Com a mudança, os concessionários dos terrenos podem solicitar licenciamento urbanístico e ambiental à Prefeitura do Natal para investir no local. Ao todo, a área da Via Costeira foi dividida em oito terrenos e cada concessionário terá um prazo de seis meses, a partir do último licenciamento, para apresentar à Secretaria Municipal de Meio Ambiente e Urbanismo (Semurb) o pedido de licenciamento do projeto.
Pelo acordo, a Procuradoria Geral do Estado vai contabilizar, a partir da última licença da Prefeitura, o prazo de 36 meses para realização de investimentos. Caso nada aconteça no período, o Estado poderá retomar os terrenos de volta e fazer a concessão a outros interessados.
“De outra banda, estamos procurando corrigir acordos que foram homologados na Justiça, mas que precisavam de um aperfeiçoamento para criar uma cronologia dos licenciamentos e saber o prazo inicial e o término pelo qual os adquirentes das concessões permaneceriam com o respectivo direito de continuar a investir na área”, acrescenta Antenor Roberto.

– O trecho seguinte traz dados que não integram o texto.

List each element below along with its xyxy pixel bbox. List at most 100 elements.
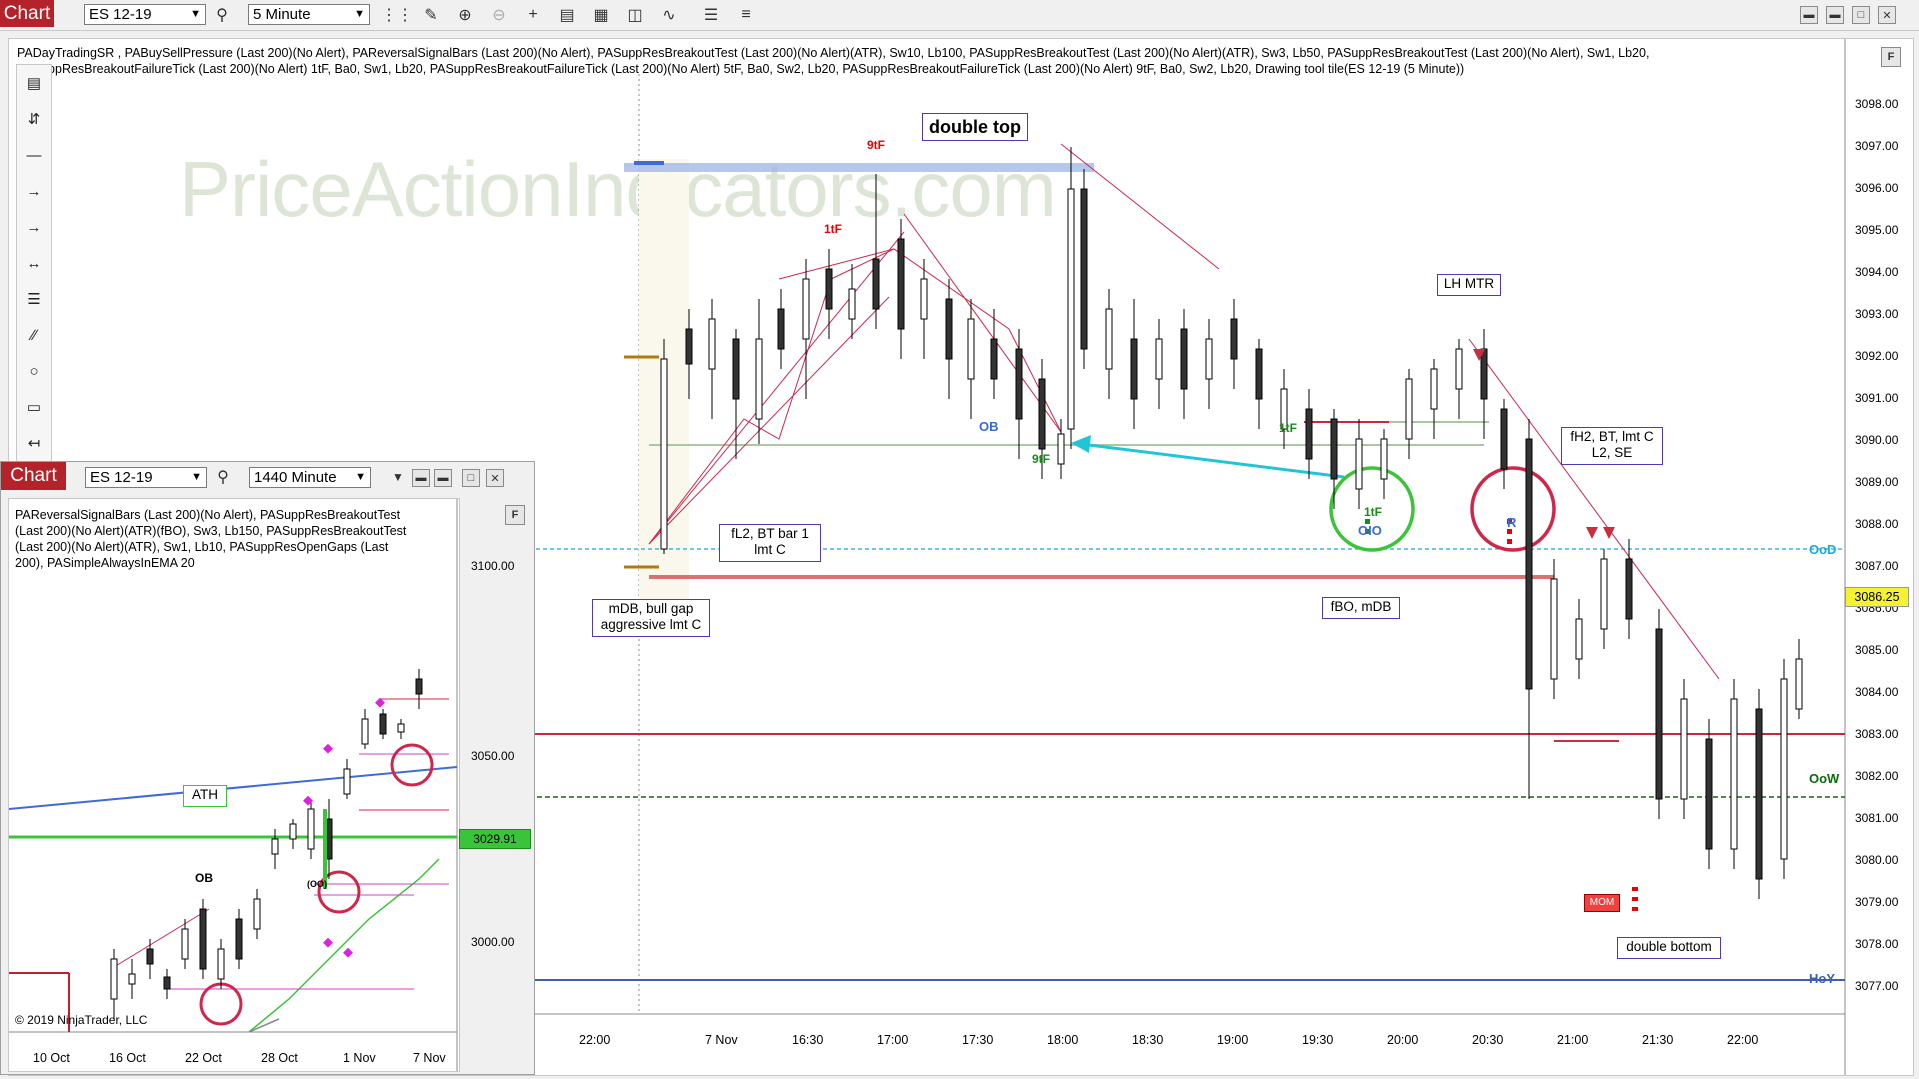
minimize-button[interactable]: ▬ <box>412 469 430 487</box>
bar-type-icon[interactable]: ⋮⋮ <box>381 4 413 26</box>
x-tick: 19:30 <box>1302 1033 1334 1047</box>
copyright: © 2019 NinjaTrader, LLC <box>15 1013 148 1027</box>
y-tick: 3090.00 <box>1855 433 1899 447</box>
channel-icon[interactable]: ∕∕ <box>17 317 51 353</box>
strategy-icon[interactable]: ∿ <box>658 4 680 26</box>
ray-icon[interactable]: → <box>17 173 51 209</box>
annotation-fh2: fH2, BT, lmt C L2, SE <box>1561 427 1663 465</box>
instrument-selector[interactable]: ES 12-19 ▼ <box>84 4 206 25</box>
ruler-icon[interactable]: ▤ <box>17 65 51 101</box>
daily-chart-svg <box>9 499 458 1071</box>
properties-icon[interactable]: ▦ <box>590 4 612 26</box>
line-icon[interactable]: — <box>17 137 51 173</box>
x-tick: 1 Nov <box>343 1051 376 1065</box>
label-1tf-top: 1tF <box>824 222 842 236</box>
ellipse-icon[interactable]: ○ <box>17 353 51 389</box>
y-tick: 3000.00 <box>471 935 515 949</box>
label-ob: OB <box>195 871 213 885</box>
x-tick: 17:00 <box>877 1033 909 1047</box>
y-tick: 3084.00 <box>1855 685 1899 699</box>
x-tick: 21:30 <box>1642 1033 1674 1047</box>
fibonacci-icon[interactable]: ☰ <box>17 281 51 317</box>
chevron-down-icon: ▼ <box>191 471 202 483</box>
rectangle-icon[interactable]: ▭ <box>17 389 51 425</box>
mom-badge: MOM <box>1584 894 1620 912</box>
label-1tf-mid: 1tF <box>1279 421 1297 435</box>
interval-selector[interactable]: 5 Minute ▼ <box>248 4 370 25</box>
y-tick: 3079.00 <box>1855 895 1899 909</box>
interval-value: 1440 Minute <box>254 469 337 486</box>
indicators-icon[interactable]: ◫ <box>624 4 646 26</box>
close-button[interactable]: ✕ <box>1878 6 1896 24</box>
label-1tf-circle: 1tF <box>1364 505 1382 519</box>
instrument-value: ES 12-19 <box>90 469 153 486</box>
annotation-ath: ATH <box>183 785 227 807</box>
maximize-button[interactable]: □ <box>462 469 480 487</box>
instrument-selector[interactable]: ES 12-19 ▼ <box>85 467 207 488</box>
chart-tab[interactable]: Chart <box>1 462 66 490</box>
maximize-button[interactable]: □ <box>1852 6 1870 24</box>
y-tick: 3095.00 <box>1855 223 1899 237</box>
y-tick: 3094.00 <box>1855 265 1899 279</box>
search-icon[interactable]: ⚲ <box>211 4 233 26</box>
x-tick: 10 Oct <box>33 1051 70 1065</box>
x-tick: 22:00 <box>579 1033 611 1047</box>
y-tick: 3088.00 <box>1855 517 1899 531</box>
drawing-toolbar: ▤ ⇵ — → → ↔ ☰ ∕∕ ○ ▭ ↤ <box>16 64 52 466</box>
main-toolbar: Chart ES 12-19 ▼ ⚲ 5 Minute ▼ ⋮⋮ ✎ ⊕ ⊖ + ▤… <box>0 0 1919 31</box>
y-tick: 3085.00 <box>1855 643 1899 657</box>
search-icon[interactable]: ⚲ <box>212 466 234 488</box>
horizontal-line-icon[interactable]: ↔ <box>17 245 51 281</box>
label-oio: OIO <box>1358 523 1382 538</box>
label-9tf-low: 9tF <box>1032 452 1050 466</box>
y-tick: 3050.00 <box>471 749 515 763</box>
last-price-badge: 3086.25 <box>1845 587 1909 607</box>
y-tick: 3083.00 <box>1855 727 1899 741</box>
x-tick: 28 Oct <box>261 1051 298 1065</box>
daily-chart-panel[interactable]: PAReversalSignalBars (Last 200)(No Alert… <box>8 498 531 1072</box>
zoom-out-icon[interactable]: ⊖ <box>488 4 510 26</box>
restore-button[interactable]: ▬ <box>434 469 452 487</box>
instrument-value: ES 12-19 <box>89 6 152 23</box>
zoom-in-icon[interactable]: ⊕ <box>454 4 476 26</box>
x-tick: 16:30 <box>792 1033 824 1047</box>
y-tick: 3078.00 <box>1855 937 1899 951</box>
templates-icon[interactable]: ☰ <box>700 4 722 26</box>
crosshair-icon[interactable]: + <box>522 4 544 26</box>
data-box-icon[interactable]: ▤ <box>556 4 578 26</box>
chevron-down-icon: ▼ <box>355 471 366 483</box>
chevron-down-icon[interactable]: ▼ <box>387 466 409 488</box>
chart-tab[interactable]: Chart <box>0 0 54 27</box>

Como cada terreno parte de um processo com datas diferentes, os prazos para realização de investimentos variam. Segundo a Datanorte, o Estado tem oito áreas não edificadas com escrituras públicas de concessão remunerada de direito real de uso na Via Costeira, sendo que duas foram emitidas em 1990 e outras seis em 1994.
As concessões foram destinadas à Via Costeira Hotéis; Zenário Costeira (Pecol – Hotéis e Turismo); G5 Planejamento e Execuções; Paulistânia Hotéis e Turismo; Hotel Parque das Dunas; Tambaqui Empreendimentos Hoteleiros; Costeira Palace Hotel; e Ignez Motta de Andrade/OWL Comercial.
Além das oito áreas não edificadas da Via Costeira, o Estado tem ainda cinco terrenos considerados ociosos.